LinkedIn Scams Target Finance Leaders
- marketing14560
- Nov 5
- 2 min read

An executive board role? On LinkedIn? Flattering. But behind that shiny title offer lies.
A linkedin scam phishing campaign aimed squarely at finance leaders and it's not sending any bonuses.
A campaign discovered by Push Security exploited LinkedIn direct‑messages to target finance executives, pretending to offer elite “Executive Board” roles in a fictional “Common Wealth” investment fund. Here’s how the scam unfolds:
The victim receives a LinkedIn message with a link.
Clicking the link triggers a chain of redirects: first via a Google open‑redirect, then to a site hosted on Firebase storage.
The landing page masquerades as a “LinkedIn Cloud Share” portal, containing supposed board docs. To view them, the user is asked to click “View with Microsoft”.
After solving a CAPTCHA (Cloudflare Turnstile) to defeat automated scanner detection, the user is presented with a fake Microsoft login page — but it’s actually a credential‑and‑session cookie harvesting page (an adversary‑in‑the‑middle (AITM) style attack).
Notably, 34% of phishing attempts from Push Security in the past month came through non‑email channels (LinkedIn and similar) — up from under 10% three months prior.

What looks like a flattering opportunity becomes a clever phishing funnel targeting C‑suite credentials. It bypasses email defenses by using trusted platforms like LinkedIn and employs tools like CAPTCHA and fake login pages to steal credentials from high value targets.
The Takeaway
If you’re a finance executive or support one, treat unexpected LinkedIn board invitations with caution, inspect links and domains before clicking, and enable multi-factor authentication to block attackers even if credentials are compromised.
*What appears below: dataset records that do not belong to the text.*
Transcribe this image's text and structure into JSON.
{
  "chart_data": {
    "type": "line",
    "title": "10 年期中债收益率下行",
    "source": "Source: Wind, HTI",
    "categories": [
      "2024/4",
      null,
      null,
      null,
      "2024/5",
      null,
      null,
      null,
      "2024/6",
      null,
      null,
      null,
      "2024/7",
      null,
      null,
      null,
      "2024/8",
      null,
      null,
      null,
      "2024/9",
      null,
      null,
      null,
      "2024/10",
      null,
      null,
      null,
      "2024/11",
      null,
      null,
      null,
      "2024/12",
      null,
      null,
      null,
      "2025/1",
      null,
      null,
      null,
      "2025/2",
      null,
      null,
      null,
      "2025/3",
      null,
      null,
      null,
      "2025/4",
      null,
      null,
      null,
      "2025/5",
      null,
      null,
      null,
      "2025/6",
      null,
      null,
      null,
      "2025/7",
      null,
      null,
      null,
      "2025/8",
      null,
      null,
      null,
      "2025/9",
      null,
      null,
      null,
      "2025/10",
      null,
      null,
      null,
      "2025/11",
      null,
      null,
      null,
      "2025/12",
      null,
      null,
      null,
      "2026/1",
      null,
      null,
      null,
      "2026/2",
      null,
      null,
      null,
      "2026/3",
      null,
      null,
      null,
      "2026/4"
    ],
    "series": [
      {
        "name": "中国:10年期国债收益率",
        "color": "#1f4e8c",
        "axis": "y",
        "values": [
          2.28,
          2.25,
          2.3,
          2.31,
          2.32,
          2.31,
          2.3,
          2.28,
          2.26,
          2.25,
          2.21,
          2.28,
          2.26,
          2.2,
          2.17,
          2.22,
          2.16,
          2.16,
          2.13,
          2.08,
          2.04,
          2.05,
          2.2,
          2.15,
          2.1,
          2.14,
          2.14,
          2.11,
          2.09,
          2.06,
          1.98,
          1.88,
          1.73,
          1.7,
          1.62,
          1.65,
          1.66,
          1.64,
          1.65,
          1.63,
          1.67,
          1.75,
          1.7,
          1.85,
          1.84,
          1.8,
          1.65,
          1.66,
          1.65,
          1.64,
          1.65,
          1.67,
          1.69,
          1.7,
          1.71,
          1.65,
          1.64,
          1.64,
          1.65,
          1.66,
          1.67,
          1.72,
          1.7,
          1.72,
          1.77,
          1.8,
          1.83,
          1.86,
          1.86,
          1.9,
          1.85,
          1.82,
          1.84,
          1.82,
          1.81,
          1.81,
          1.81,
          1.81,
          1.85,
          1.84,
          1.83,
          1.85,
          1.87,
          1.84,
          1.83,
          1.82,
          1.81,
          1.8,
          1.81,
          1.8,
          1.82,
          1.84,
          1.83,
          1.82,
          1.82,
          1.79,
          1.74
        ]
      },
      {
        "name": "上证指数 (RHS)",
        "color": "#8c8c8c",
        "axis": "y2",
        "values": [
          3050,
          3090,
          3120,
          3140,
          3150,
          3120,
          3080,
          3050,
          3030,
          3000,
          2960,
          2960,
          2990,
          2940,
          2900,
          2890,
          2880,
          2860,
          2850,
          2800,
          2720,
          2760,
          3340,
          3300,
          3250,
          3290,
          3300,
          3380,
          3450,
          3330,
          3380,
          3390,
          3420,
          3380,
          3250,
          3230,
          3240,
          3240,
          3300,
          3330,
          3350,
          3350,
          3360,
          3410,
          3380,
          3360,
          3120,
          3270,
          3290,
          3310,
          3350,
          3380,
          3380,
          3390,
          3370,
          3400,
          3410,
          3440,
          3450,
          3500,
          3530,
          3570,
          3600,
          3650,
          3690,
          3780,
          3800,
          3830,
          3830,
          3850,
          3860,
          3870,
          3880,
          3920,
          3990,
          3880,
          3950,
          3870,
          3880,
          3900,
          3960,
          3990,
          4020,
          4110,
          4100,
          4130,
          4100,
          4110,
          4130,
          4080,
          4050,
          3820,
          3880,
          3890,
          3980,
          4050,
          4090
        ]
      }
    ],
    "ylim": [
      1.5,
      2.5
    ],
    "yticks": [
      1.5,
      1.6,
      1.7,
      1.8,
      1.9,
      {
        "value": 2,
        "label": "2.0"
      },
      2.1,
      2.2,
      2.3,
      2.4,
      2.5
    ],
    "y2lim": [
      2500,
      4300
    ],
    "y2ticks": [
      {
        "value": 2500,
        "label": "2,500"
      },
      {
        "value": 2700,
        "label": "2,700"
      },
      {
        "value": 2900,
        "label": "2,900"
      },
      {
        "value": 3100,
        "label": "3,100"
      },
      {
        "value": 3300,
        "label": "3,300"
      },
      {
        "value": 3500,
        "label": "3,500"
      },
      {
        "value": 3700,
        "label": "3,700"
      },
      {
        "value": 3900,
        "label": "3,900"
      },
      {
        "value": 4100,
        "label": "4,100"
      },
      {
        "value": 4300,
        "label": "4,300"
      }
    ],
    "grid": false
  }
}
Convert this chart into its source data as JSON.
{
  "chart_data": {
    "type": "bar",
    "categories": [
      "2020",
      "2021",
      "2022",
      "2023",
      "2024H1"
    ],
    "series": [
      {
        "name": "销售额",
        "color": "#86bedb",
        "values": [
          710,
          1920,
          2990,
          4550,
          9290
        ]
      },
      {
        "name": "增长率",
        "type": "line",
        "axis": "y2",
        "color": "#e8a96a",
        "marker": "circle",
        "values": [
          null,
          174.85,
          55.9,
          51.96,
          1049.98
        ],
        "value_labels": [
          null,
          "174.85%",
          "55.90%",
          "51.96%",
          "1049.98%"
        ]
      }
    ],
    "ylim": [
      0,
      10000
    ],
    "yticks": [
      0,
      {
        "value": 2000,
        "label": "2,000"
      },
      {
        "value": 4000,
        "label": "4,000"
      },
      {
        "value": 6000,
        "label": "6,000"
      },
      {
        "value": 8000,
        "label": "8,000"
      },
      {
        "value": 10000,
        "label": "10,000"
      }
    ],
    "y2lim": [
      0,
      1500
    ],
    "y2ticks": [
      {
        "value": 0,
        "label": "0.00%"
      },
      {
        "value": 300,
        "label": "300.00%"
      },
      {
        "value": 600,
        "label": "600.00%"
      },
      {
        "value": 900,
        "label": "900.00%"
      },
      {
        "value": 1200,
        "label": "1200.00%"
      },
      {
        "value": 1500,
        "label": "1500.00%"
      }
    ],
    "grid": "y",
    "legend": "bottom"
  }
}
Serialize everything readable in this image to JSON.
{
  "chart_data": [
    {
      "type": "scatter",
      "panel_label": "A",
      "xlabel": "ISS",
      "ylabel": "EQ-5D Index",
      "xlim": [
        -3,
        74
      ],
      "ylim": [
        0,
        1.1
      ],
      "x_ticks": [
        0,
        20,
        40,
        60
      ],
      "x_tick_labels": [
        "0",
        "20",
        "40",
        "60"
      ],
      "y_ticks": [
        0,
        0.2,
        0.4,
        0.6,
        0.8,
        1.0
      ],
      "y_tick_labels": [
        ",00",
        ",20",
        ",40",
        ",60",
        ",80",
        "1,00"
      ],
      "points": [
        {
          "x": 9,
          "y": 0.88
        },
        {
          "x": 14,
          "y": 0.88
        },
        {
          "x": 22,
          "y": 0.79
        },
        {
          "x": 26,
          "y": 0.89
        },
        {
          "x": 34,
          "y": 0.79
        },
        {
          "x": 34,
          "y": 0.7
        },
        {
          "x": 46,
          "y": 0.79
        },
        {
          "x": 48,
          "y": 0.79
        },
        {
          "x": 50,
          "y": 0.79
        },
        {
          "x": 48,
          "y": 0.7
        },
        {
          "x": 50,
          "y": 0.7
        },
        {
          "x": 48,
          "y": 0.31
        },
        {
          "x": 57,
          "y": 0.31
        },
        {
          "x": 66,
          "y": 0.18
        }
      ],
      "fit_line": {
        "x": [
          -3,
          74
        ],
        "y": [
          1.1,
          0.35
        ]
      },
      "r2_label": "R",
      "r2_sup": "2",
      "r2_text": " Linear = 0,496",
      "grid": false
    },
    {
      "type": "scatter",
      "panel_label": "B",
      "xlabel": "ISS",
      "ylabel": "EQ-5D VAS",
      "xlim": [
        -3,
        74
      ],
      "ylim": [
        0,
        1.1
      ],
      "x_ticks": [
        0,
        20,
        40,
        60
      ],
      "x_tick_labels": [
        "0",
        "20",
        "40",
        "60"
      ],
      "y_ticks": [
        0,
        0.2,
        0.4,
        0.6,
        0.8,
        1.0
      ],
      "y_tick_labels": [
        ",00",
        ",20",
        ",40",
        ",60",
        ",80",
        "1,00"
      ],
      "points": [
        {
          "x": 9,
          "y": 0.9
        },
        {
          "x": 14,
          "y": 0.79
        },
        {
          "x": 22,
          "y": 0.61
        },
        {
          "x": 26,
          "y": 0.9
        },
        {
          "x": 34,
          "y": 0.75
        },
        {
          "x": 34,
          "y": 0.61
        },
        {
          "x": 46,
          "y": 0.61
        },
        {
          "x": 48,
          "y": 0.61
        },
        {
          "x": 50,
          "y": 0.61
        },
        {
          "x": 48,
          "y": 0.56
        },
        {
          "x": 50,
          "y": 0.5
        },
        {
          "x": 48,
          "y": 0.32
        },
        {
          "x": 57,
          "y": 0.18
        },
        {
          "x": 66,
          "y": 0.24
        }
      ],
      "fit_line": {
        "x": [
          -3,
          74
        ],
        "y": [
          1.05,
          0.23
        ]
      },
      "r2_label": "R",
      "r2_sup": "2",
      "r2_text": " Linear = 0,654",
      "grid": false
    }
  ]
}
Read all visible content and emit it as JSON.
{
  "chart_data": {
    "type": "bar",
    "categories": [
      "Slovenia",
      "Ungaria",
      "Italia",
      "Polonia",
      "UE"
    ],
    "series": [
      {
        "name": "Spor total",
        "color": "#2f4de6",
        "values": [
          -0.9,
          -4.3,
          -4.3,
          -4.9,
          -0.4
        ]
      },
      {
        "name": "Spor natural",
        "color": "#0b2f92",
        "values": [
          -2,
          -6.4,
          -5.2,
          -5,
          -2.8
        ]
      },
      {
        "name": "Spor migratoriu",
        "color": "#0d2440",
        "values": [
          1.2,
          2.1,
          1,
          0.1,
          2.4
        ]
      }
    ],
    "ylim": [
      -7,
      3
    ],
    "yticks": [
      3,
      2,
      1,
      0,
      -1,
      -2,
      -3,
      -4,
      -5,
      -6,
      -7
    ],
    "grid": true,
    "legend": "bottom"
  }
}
Stay alert for suspicious redirects or CAPTCHA prompts, and make sure your team knows phishing now extends beyond email into professional networks.
Stay safe out there
-Mars
New Funnies!
What’s a phishers favorite type of music?
Classical but only when it's got a good hook.
Why did I ignore the “once-in-a-lifetime opportunity”?
Because it comes once every 20 minutes.
“I saw your post and was truly inspired.”
my last post was a cat meme from 2019.
What’s a phishers email’s favorite pickup line on LinkedIn?
“Hey there, beautiful. I have a secure PDF just for you.”